Momentan weiß ich aber nicht ob ein ähnliches Problem auch auf den anderen Rechnern mit SATA-Laufwerken besteht; muß ich mal später prüfen.

Vielen Dank für deine Mühe.

----------

## Beforegod

Probier mal den Kernel mit noapic zu starten (ist aus einem anderen Forum).

Desweiteren kannst Du ein anderes laufwerk dort einbauen und starten (Testweise)?

----------

## Polynomial-C

Schau mal, ob es auf den System die Datei /etc/udev/rules.d/70-persistent-cd.rules gibt. Falls ja, lösche sie und starte das System neu. Danach sollte ein /dev/cdrom Symlink vorhanden sein.

----------

## Lord_Raptor

Hallo,

habt ihr dieses Problem lösen können? Ich hab nämlich fast das gleiche Problem, ebenfalls bei einem PXE Boot Setup.

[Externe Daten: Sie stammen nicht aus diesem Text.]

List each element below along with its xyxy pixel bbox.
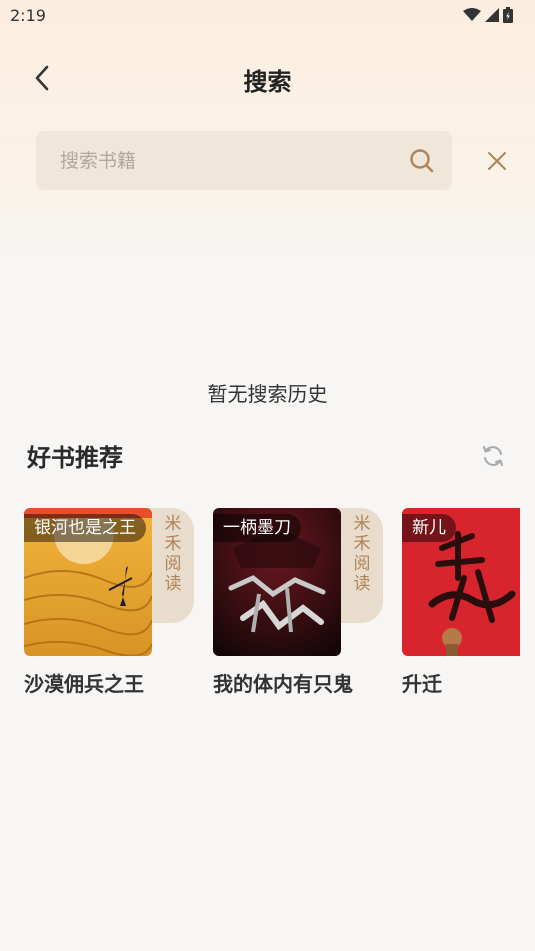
status-time: 2:19 xyxy=(10,5,46,25)
search-page: 2:19 搜索 搜索书籍 暂无搜索历史 好书推荐 米 禾 阅 读 银河也是之王 … xyxy=(0,0,535,951)
tag-char: 禾 xyxy=(353,534,371,554)
battery-icon xyxy=(503,7,513,23)
refresh-icon xyxy=(483,446,503,466)
status-bar: 2:19 xyxy=(0,0,535,30)
tag-char: 读 xyxy=(353,574,371,594)
book-author: 新儿 xyxy=(402,514,456,542)
tag-char: 读 xyxy=(164,574,182,594)
tag-char: 阅 xyxy=(164,554,182,574)
book-author: 一柄墨刀 xyxy=(213,514,301,542)
book-title: 沙漠佣兵之王 xyxy=(24,672,144,696)
search-icon[interactable] xyxy=(408,147,436,175)
tag-char: 米 xyxy=(164,514,182,534)
header: 搜索 xyxy=(0,50,535,106)
book-cover: 银河也是之王 xyxy=(24,508,152,656)
signal-icon xyxy=(485,8,499,22)
book-title: 升迁 xyxy=(402,672,442,696)
book-cover: 新儿 xyxy=(402,508,520,656)
status-icons xyxy=(463,7,513,23)
book-cover: 一柄墨刀 xyxy=(213,508,341,656)
search-input[interactable] xyxy=(60,149,408,172)
page-title: 搜索 xyxy=(243,68,292,96)
book-title: 我的体内有只鬼 xyxy=(213,672,353,696)
tag-char: 阅 xyxy=(353,554,371,574)
clear-search-button[interactable] xyxy=(484,148,510,174)
tag-char: 米 xyxy=(353,514,371,534)
recommend-book-list: 米 禾 阅 读 银河也是之王 沙漠佣兵之王 米 禾 阅 读 一柄墨刀 我的体内有… xyxy=(24,508,520,708)
tag-char: 禾 xyxy=(164,534,182,554)
empty-history-text: 暂无搜索历史 xyxy=(207,382,328,406)
refresh-button[interactable] xyxy=(480,443,506,469)
search-box xyxy=(36,131,452,190)
wifi-icon xyxy=(463,8,481,21)
book-author: 银河也是之王 xyxy=(24,514,146,542)
book-card[interactable]: 米 禾 阅 读 xyxy=(213,508,385,708)
close-icon xyxy=(488,152,506,170)
book-card[interactable]: 米 禾 阅 读 xyxy=(24,508,196,708)
book-card[interactable]: 新儿 升迁 xyxy=(402,508,520,708)
recommend-title: 好书推荐 xyxy=(27,444,123,472)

SATA geräte funktionieren nicht korrekt

----------

## toralf

Die dmesg Ausgaben hatte ich auch : https://forums.gentoo.org/viewtopic-t-903930-highlight-.html - das liegt z.T. an kopeirgeschützten CD's. Hatte mit gaaaanz alten CDs hingegen weniger Probleme.

----------

## Lord_Raptor

Leider liegt es bei mir nicht daran, die falschen Berechtigungen tauchen auf sobald ich das Laufwerk öffne und wieder schliesse. Egal ob ne DVD drin liegt oder nicht, aber ich hab es auch mit einer leeren DVD probiert.

----------